When you’re not performing well, remember your target market may not buy from you for 4 reasons:

  1. Risk: How would you expect your customers to take risks and buy from you if you don’t offer some sort of risk reversal (warranty, money-back, return…)?
  2. Friction: Reduce friction. Make it as easy as possible for customers to buy from you. Make pain of the change is worth the gain.
  3. Difference that makes the difference: Confused customers rarely buy. Make it extremely clear what they’re getting if they buy from you. Better make it clear if you want this buy from us, if you want that, by from them.
  4. USP: Value created but not delivered is not value – It does no good to wink at a pretty girl with the lights out – you’re the only one who knows what you did.

 

The Triangle of Constraints

Time – Cost – Quality. Extremely successful companies attempt to excel at only one of these, maintain parity at second and usually ignore the third.

It is rare, if not impossible to find a business that delivers the highest quality, in the shortest period of time at the lowest price and has the greatest customer experience process. The reason is that is not the formula to scale a business or being profitable. That is the formula of trying to please everyone and as a result going broke.

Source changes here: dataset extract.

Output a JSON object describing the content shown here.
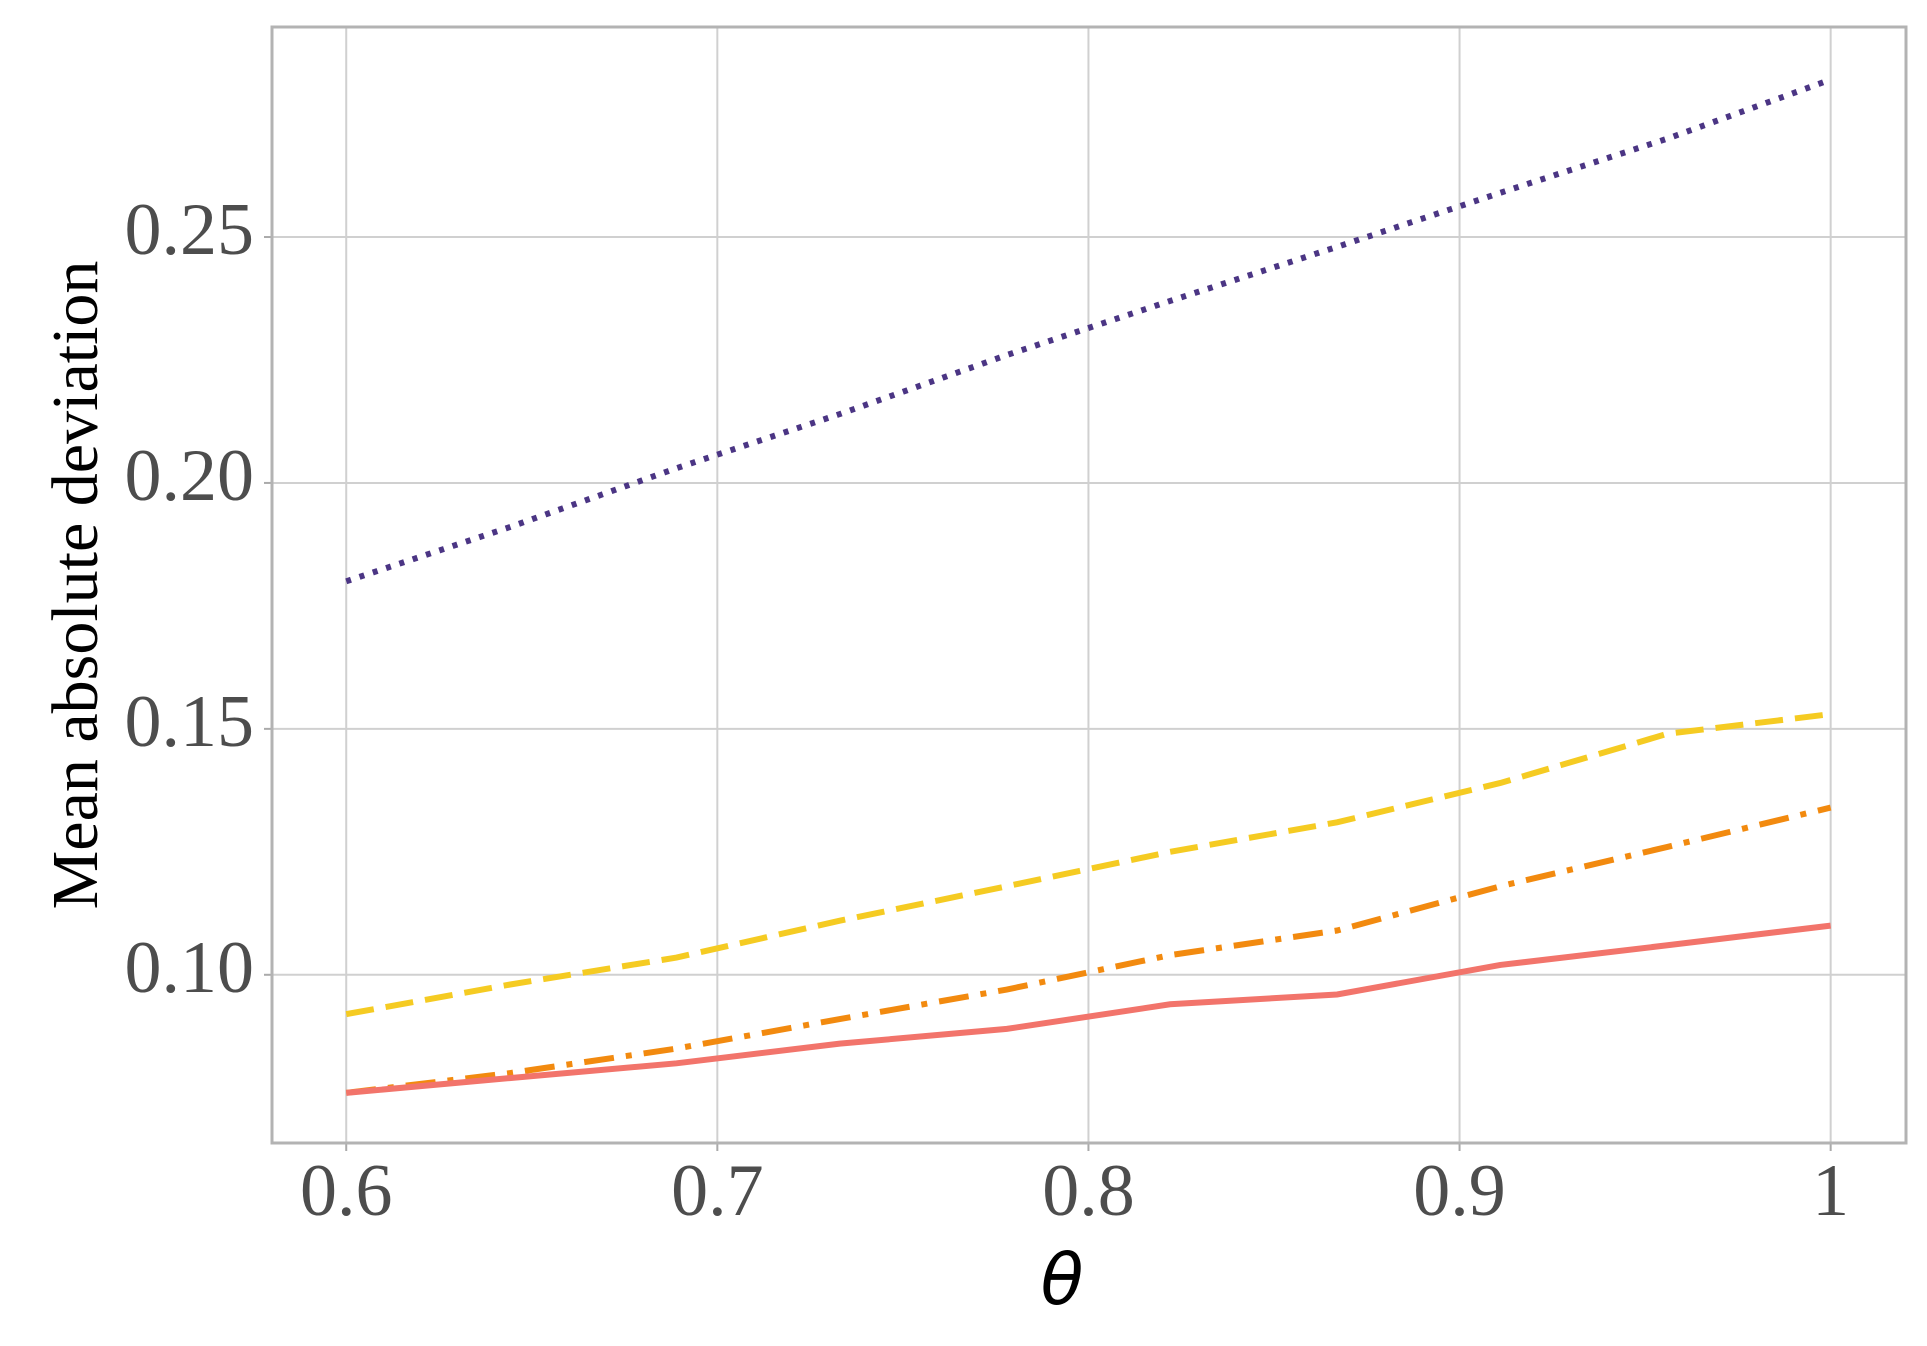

Could McDonalds and Microsoft have fixed their products? Could they make them tastier, better or snappier? Of course, they could.  But they don’t have to. They can get filthy rich with a lousy product. Sometimes your success has very little to do with WHAT you do and everything to do with HOW you do it. That also explains why royalty and license fees for a patent are rarely worth more than 5% of revenue. Ideas are a dime a dozen. But the ability to execute that idea, how to deliver it, how to differentiate and how to monetize these ideas are worth way more.

 

Plans Are Useless. Planning Is Indispensable.

Everyone has a plan, until I punch him in the nose. – Mike Tyson

The biggest problem with plans is they rarely work out in the way we envisioned. Certainly, making the plan more detailed does not increase the likelihood of itself is viable, nor it does give us any greater degree of control.

So why plan? Because the value is not in the plan. The value is in the planning. Being well-versed with how all the pieces are interconnected and which lever drives specific results is the key to adjust when things go side ways.

 

Thinking There’s No Risk Is the Biggest Risk.

Risks and facts don’t cease to exist just because you ignore. Risk analysis requires extreme humility. Overconfidence is the enemy. When you think about what could go wrong you dramatically increase the chances of creating something that could go right. Don’t always assume the higher the risk, the higher the reward. The better statement is the higher the risk the greater the likelihood of the loss.